The project is an exciting personal endeavor that aims to harness the power of deep learning and LSTM neural networks to forecast the future price movements of Palantir Technologies Inc. (PLTR) - a publicly traded company in the stock market. Leveraging the Long Short-Term Memory (LSTM) sequence-to-sequence neural network architecture, this project seeks to create a reliable and accurate predictive model using historical stock data.
Project Goals:
Develop a Sequence-to-Sequence Model: Implement an LSTM-based sequence-to-sequence model, a type of neural network specifically designed to handle sequential data, capable of learning patterns and dependencies in the historical stock price time series.
Data Collection: Gather extensive historical stock data for Palantir from reliable financial sources, such as Bloomberg and Yahoo! Finance. This data will include relevant features such as open price, high price, low price, closing price, trading volume, and earnings changes (in percentage change) for PLTR and associated competitor stocks, and broader market indicators such as the volatility (VIX), percentage returns on the SPY (expressed as a YoY % change), and the relation between equity returns and macroeconomic factors such as the federal funds rate.

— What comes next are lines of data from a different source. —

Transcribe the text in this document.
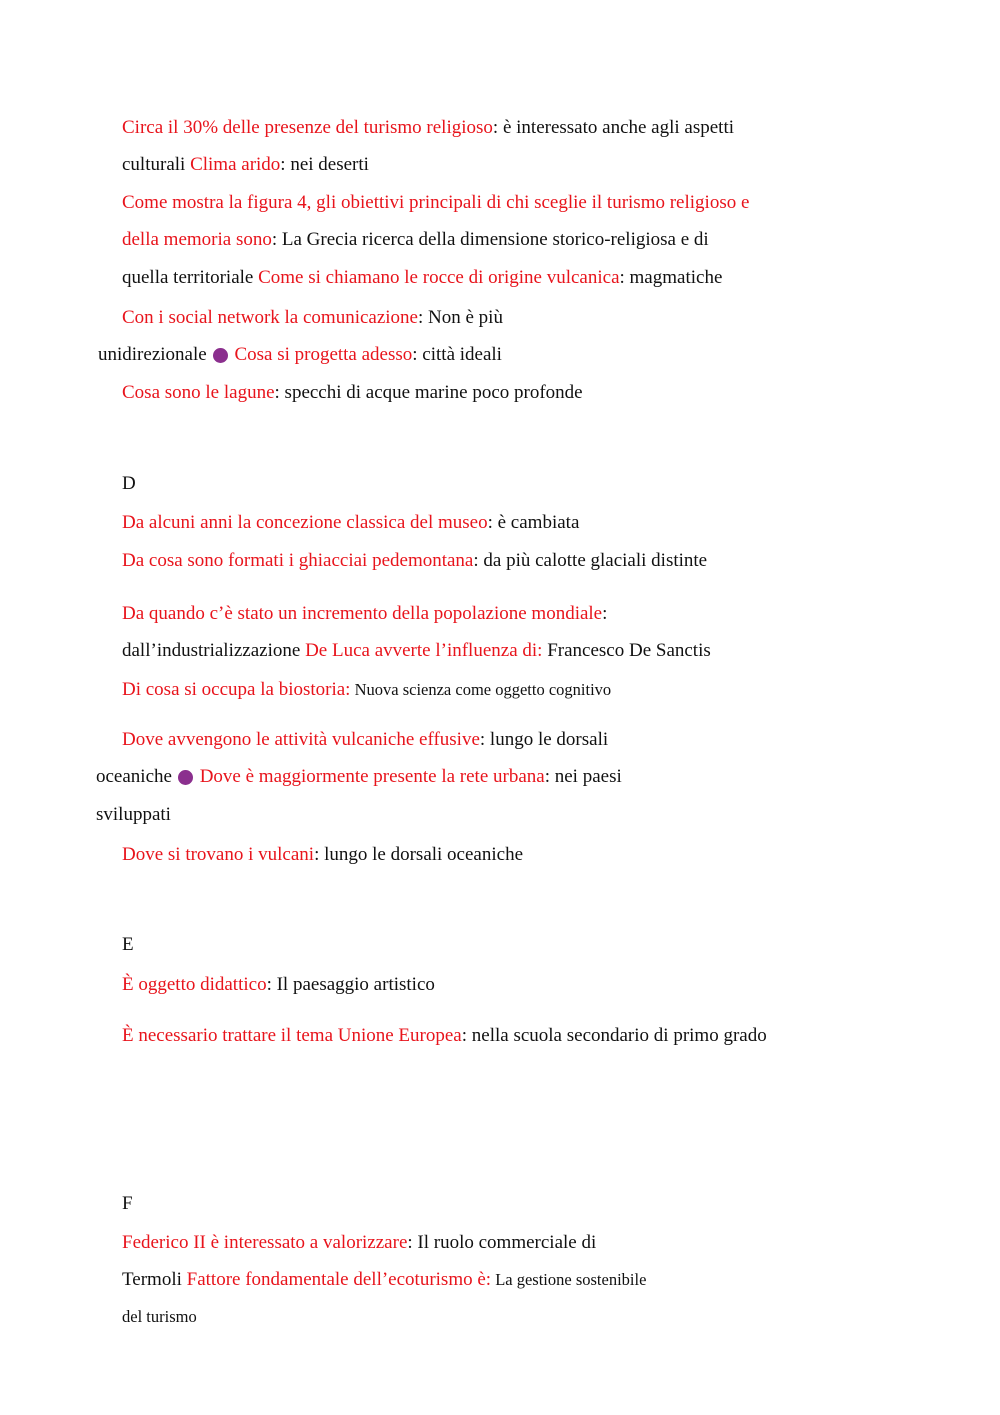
Circa il 30% delle presenze del turismo religioso: è interessato anche agli aspetti
culturali Clima arido: nei deserti
Come mostra la figura 4, gli obiettivi principali di chi sceglie il turismo religioso e
della memoria sono: La Grecia ricerca della dimensione storico-religiosa e di
quella territoriale Come si chiamano le rocce di origine vulcanica: magmatiche
Con i social network la comunicazione: Non è più
unidirezionale Cosa si progetta adesso: città ideali
Cosa sono le lagune: specchi di acque marine poco profonde
D
Da alcuni anni la concezione classica del museo: è cambiata
Da cosa sono formati i ghiacciai pedemontana: da più calotte glaciali distinte
Da quando c’è stato un incremento della popolazione mondiale:
dall’industrializzazione De Luca avverte l’influenza di: Francesco De Sanctis
Di cosa si occupa la biostoria: Nuova scienza come oggetto cognitivo
Dove avvengono le attività vulcaniche effusive: lungo le dorsali
oceaniche Dove è maggiormente presente la rete urbana: nei paesi
sviluppati
Dove si trovano i vulcani: lungo le dorsali oceaniche
E
È oggetto didattico: Il paesaggio artistico
È necessario trattare il tema Unione Europea: nella scuola secondario di primo grado
F
Federico II è interessato a valorizzare: Il ruolo commerciale di
Termoli Fattore fondamentale dell’ecoturismo è: La gestione sostenibile
del turismo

Data Preprocessing: Clean, preprocess, and transform the historical stock data to make it suitable for training the LSTM model. This step involves handling missing values, normalization, and splitting the dataset into training and testing sets.

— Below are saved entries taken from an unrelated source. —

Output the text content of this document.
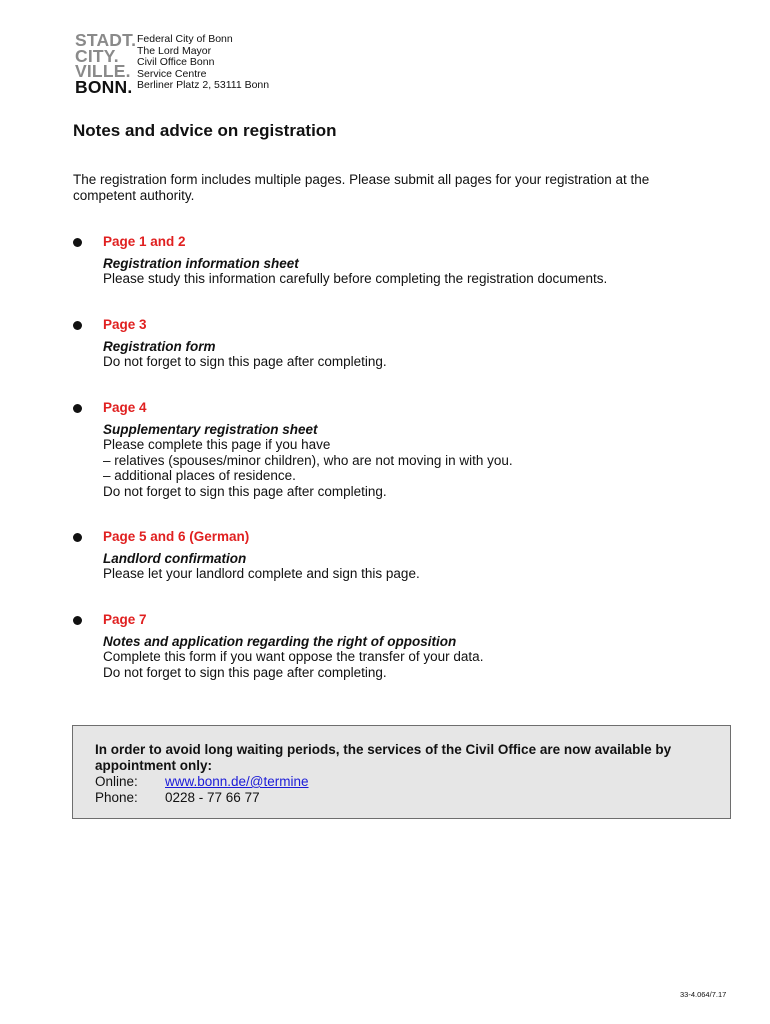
STADT.
CITY.
VILLE.
BONN.
Federal City of Bonn
The Lord Mayor
Civil Office Bonn
Service Centre
Berliner Platz 2, 53111 Bonn
Notes and advice on registration
The registration form includes multiple pages. Please submit all pages for your registration at the competent authority.
Page 1 and 2
Registration information sheet
Please study this information carefully before completing the registration documents.
Page 3
Registration form
Do not forget to sign this page after completing.
Page 4
Supplementary registration sheet
Please complete this page if you have
– relatives (spouses/minor children), who are not moving in with you.
– additional places of residence.
Do not forget to sign this page after completing.
Page 5 and 6 (German)
Landlord confirmation
Please let your landlord complete and sign this page.
Page 7
Notes and application regarding the right of opposition
Complete this form if you want oppose the transfer of your data.
Do not forget to sign this page after completing.
In order to avoid long waiting periods, the services of the Civil Office are now available by appointment only:
Online:	www.bonn.de/@termine
Phone:	0228 - 77 66 77
33-4.064/7.17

Model Training: Train the LSTM sequence-to-sequence model using the processed historical data. Fine-tune hyperparameters and experiment with various network architectures to optimize the model's performance.
Sequence Prediction: Implement the LSTM model to predict future stock prices of Palantir based on historical data. The model should generate sequences of stock prices that indicate the possible price movements over a given time horizon.
Model Evaluation: Assess the accuracy and reliability of the LSTM model's predictions by comparing them with the actual stock price movements. Utilize metrics such as Mean Absolute Error (MAE), Mean Squared Error (MSE), and Root Mean Squared Error (RMSE) to quantify the model's performance.
Visualization: Create visualizations that illustrate the model's predictions alongside the actual stock price data. These visualizations will provide valuable insights into the model's strengths and weaknesses and its ability to capture trends and patterns.
Challenges:
Financial markets are highly dynamic and subject to various external factors. The model may struggle to capture sudden shifts in stock prices caused by unexpected events.
LSTM models can be computationally intensive, requiring significant computational resources and time for training, especially when dealing with large datasets.
Financial data can be noisy and volatile, requiring careful preprocessing and feature engineering to improve the model's predictive performance.
To Enhance our Model:
Incorporating sentiment analysis of news and social media data to gauge market sentiment and its impact on stock prices.
Exploring other deep learning architectures, such as attention-based models, to improve the LSTM model's predictive capabilities.
Implementing an automated trading strategy that utilizes the LSTM predictions to make informed buy/sell decisions in a simulated trading environment.